The contribution of genes towards T2D development varies among different population groups across the world. It has been reported that a number of loci involved in T2D susceptibility are common across certain population groups, but ethnicity specific variants are also observed. The population of Mizoram has an independent ethnic identity and there are no scientific records about the history of the Mizo people; which makes this ethnic group unique and interesting to study. The aim of the study focuses on the identification of the gene variants which may contribute to T2D susceptibility in Mizo-Mongloid ethnic tribe of North east India through whole exome sequencing. The variants like 328G>C (KRT18), 997G>T (CYP4A11), 2368T>C (SLC4A3), 508G>A (SLC26A5), 1659C>T (KCNS1), 650C>A (ABCD1) 821A>T (YTHDC2), 931G>T (PINX1), 3280C>A (TNRC6A), 48C>A(TACO1), 6035A>T(LAMA1), 805C>A(ACP7) and 806A>G(ACP7) variants were not reported for any disease in the database and were found to be pathogenic in different insilico analysis softwares. The changes in protein stability upon mutation has been predicted where 35.71% increases the stability of the protein, while 64.28% of the variants decrease the stability of the protein. These findings present the population specific variants which might involve in the susceptibility to T2D in Mizo population. Further, in this study some gene variants have contribution as a possible diagnostic or prognostic marker for other diseases as well, which suggests the need for performing association analysis for different disease manifestations in Mizo population in the near future.

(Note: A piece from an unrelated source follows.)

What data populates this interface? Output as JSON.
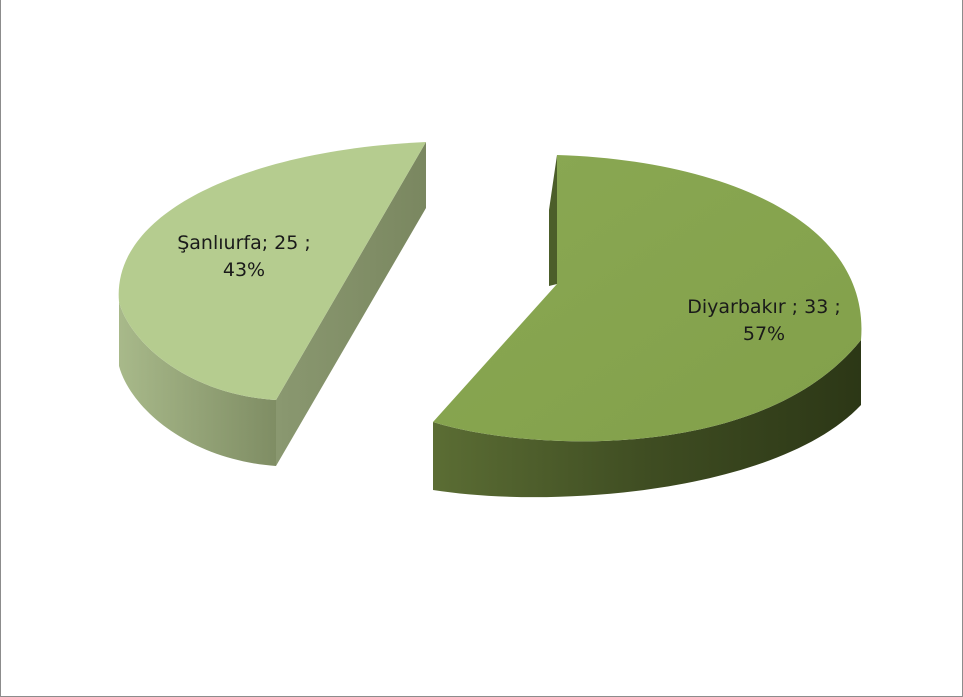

在全球不同人群中，基因对T2D发育的贡献各不相同。据报道，在某些人群中，许多涉及T2D易感性的基因座是常见的，但是也观察到种族特异性变异。米佐拉姆邦的居民具有独立的种族身份，没有关于米佐族历史的科学记录；这使得该族群独特而有趣。该研究的目的在于通过整个外显子组测序鉴定可能有助于印度东北米佐-蒙古族部落的T2D易感性的基因变异。诸如328G> C（KRT18），997G> T（CYP4A11），2368T> C（SLC4A3），508G> A（SLC26A5），1659C> T（KCNS1），650C> A（ABCD1）821A> T（YTHDC2），931G> T（PINX1），3280C> A（TNRC6A），48C> A（TACO1），6035A> T（LAMA1） ，805C> A（ACP7）和806A> G（ACP7）在数据库中未报告任何疾病的变体，并且在不同的计算机分析软件中被发现具有致病性。已经预测了突变后蛋白质稳定性的变化，其中35.71％增加了蛋白质的稳定性，而64.28％的变体降低了蛋白质的稳定性。这些发现提出了特定人群的变异，可能与Mizo人群对T2D的易感性有关。此外，在这项研究中，一些基因变异也可能作为其他疾病的诊断或预后标志物，这表明在不久的将来有必要对米佐族不同疾病表现进行关联分析。